The result was indistinguishable from a native interaction, leaving no visible indication that the prompt originated from a plugin rather than the core system.
The developer described the experience plainly, stating, “that felt wrong,” and proceeded to review the plugin’s source code to verify how the mechanism worked.
Source code inspection shows that telemetry operates in multiple layers, with some data collection enabled by default.
Session-level data includes device identifiers, operating system details, detected frameworks, and installed CLI versions, all transmitted at the start of each session.
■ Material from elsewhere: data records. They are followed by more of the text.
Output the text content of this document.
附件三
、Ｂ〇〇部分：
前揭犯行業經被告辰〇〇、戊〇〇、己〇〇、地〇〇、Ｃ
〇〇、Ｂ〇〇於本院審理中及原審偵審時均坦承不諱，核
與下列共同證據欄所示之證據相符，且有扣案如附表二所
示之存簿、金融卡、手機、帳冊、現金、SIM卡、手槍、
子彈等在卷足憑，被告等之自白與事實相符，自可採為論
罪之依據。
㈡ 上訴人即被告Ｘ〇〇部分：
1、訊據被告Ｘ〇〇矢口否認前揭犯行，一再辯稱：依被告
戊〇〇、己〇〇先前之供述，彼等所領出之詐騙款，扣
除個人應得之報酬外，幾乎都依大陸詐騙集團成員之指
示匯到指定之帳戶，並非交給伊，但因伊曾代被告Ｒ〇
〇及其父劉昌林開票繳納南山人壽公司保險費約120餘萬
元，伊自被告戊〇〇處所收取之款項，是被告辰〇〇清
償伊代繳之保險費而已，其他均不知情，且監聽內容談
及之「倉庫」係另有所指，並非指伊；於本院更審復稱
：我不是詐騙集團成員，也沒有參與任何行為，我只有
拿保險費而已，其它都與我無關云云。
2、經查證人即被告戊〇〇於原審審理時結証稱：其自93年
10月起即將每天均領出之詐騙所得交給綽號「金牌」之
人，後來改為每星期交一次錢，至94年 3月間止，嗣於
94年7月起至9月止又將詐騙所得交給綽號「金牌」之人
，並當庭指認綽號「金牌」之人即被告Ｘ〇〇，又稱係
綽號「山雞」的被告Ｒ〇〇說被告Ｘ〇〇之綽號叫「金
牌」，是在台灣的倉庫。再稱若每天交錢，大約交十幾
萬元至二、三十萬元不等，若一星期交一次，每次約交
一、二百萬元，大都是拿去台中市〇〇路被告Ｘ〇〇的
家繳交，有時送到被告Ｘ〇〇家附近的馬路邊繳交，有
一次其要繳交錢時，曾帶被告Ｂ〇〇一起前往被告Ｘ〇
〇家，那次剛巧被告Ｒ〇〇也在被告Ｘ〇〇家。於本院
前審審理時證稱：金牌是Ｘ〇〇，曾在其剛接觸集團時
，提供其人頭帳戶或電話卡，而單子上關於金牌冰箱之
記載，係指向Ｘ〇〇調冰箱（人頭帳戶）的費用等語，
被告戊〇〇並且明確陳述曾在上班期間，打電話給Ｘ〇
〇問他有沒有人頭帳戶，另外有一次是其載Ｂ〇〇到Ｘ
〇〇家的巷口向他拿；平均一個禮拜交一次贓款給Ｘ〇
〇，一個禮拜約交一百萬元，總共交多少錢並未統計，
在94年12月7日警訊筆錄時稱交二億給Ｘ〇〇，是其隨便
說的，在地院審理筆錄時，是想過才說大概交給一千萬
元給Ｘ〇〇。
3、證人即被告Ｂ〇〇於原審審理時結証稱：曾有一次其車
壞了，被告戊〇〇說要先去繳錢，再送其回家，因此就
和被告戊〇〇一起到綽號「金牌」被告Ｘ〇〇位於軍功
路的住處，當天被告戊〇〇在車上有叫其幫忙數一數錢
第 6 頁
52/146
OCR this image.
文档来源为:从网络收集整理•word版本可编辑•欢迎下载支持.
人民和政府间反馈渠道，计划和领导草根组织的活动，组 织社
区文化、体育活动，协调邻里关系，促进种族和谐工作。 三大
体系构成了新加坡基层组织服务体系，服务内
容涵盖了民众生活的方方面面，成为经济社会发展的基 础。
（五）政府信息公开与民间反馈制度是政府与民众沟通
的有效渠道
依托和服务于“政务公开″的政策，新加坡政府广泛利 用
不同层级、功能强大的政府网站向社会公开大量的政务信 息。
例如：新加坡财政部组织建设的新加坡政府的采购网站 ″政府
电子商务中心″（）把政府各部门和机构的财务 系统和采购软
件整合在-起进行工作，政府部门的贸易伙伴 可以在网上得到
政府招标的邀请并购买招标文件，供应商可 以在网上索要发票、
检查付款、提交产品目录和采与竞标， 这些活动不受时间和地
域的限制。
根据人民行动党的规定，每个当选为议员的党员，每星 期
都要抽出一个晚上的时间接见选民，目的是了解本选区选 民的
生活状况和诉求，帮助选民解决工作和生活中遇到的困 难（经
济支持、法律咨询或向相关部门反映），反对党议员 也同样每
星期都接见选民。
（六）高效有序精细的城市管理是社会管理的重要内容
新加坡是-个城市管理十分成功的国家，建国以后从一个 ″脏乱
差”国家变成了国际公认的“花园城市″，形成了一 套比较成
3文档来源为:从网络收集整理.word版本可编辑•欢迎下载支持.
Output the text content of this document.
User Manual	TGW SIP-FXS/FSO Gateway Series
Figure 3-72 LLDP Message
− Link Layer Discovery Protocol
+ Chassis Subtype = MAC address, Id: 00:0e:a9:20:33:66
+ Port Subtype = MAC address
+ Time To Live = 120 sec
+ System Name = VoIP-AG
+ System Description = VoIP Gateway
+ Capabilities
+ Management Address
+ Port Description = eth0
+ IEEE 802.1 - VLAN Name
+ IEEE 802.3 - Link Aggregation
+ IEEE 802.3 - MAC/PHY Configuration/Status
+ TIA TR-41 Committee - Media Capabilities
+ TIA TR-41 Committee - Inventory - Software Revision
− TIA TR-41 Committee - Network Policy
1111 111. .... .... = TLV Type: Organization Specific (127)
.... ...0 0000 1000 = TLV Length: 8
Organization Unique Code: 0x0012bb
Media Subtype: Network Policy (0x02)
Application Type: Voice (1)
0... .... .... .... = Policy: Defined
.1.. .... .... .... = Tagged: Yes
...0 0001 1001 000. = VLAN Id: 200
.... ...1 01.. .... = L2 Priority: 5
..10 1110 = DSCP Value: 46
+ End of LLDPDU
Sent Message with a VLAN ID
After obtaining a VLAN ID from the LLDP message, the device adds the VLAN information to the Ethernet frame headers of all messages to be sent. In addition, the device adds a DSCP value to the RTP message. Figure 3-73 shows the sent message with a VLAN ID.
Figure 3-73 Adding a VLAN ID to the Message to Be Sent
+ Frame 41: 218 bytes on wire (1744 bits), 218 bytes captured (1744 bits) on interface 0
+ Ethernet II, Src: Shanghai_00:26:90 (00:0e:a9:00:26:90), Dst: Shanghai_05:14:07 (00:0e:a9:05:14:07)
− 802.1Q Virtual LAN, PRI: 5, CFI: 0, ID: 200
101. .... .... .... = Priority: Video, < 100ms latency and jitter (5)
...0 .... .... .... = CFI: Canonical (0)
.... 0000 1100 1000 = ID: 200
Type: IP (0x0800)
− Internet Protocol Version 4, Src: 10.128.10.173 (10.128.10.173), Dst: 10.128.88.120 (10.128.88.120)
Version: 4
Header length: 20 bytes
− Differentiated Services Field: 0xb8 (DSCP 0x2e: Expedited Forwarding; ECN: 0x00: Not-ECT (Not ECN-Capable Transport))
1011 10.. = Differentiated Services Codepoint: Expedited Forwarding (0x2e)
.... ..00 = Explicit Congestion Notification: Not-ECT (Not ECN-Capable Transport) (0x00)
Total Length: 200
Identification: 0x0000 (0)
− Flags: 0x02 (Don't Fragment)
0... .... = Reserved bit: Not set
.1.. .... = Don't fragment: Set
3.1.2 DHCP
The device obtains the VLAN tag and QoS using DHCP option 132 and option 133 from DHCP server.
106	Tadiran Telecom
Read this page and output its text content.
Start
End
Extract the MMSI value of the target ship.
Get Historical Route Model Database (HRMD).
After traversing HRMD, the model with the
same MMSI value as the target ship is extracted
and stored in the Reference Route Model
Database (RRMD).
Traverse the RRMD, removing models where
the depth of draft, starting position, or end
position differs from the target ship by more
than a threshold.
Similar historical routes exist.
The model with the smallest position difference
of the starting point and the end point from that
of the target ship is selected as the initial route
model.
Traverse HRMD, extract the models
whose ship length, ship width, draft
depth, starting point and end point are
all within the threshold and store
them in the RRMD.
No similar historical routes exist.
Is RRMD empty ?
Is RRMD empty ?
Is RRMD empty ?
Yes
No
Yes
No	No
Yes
This occurs without an explicit opt-in mechanism.
More notably, bash command strings executed within Claude Code are also captured and transmitted.
These entries include full command content rather than abstracted metadata, potentially exposing file paths, environment variables, and infrastructure details.
This collection occurs automatically, independent of any user consent regarding prompt sharing.
The description of this activity as “anonymous usage data such as skill injection patterns and tools used” does not fully reflect the granularity of the collected information.
While prompt text requires explicit approval, other telemetry categories remain active unless manually disabled.
The plugin’s telemetry system does not restrict itself to Vercel-related environments, as hook configurations show that user prompt submissions are matched universally, while other triggers respond to general tool usage or session events rather than project-specific conditions.
As a result, telemetry functions across all projects within Claude Code, regardless of relevance to Vercel services.
This behavior contrasts with existing framework detection logic within the plugin.
The code identifies project types by scanning configuration files and dependencies, yet this information is not used to limit telemetry activation. The gating mechanism exists but is not applied in practice.
Disabling telemetry requires manual intervention through environment variables or configuration files.
But these options are documented within the plugin directory rather than surfaced during installation, making them harder to access.
Removing the device identifier file or disabling the plugin entirely also interrupts data collection, although these steps are not presented during initial setup.
Simply put, the system combines automated data collection with limited visibility into when and how it operates.
This may not match what users expect when working outside of no-code platform environments or when using an LLM for coding.
TechRadar Pro has contacted Vercel for comment, but has heard nothing back at the time of publishing.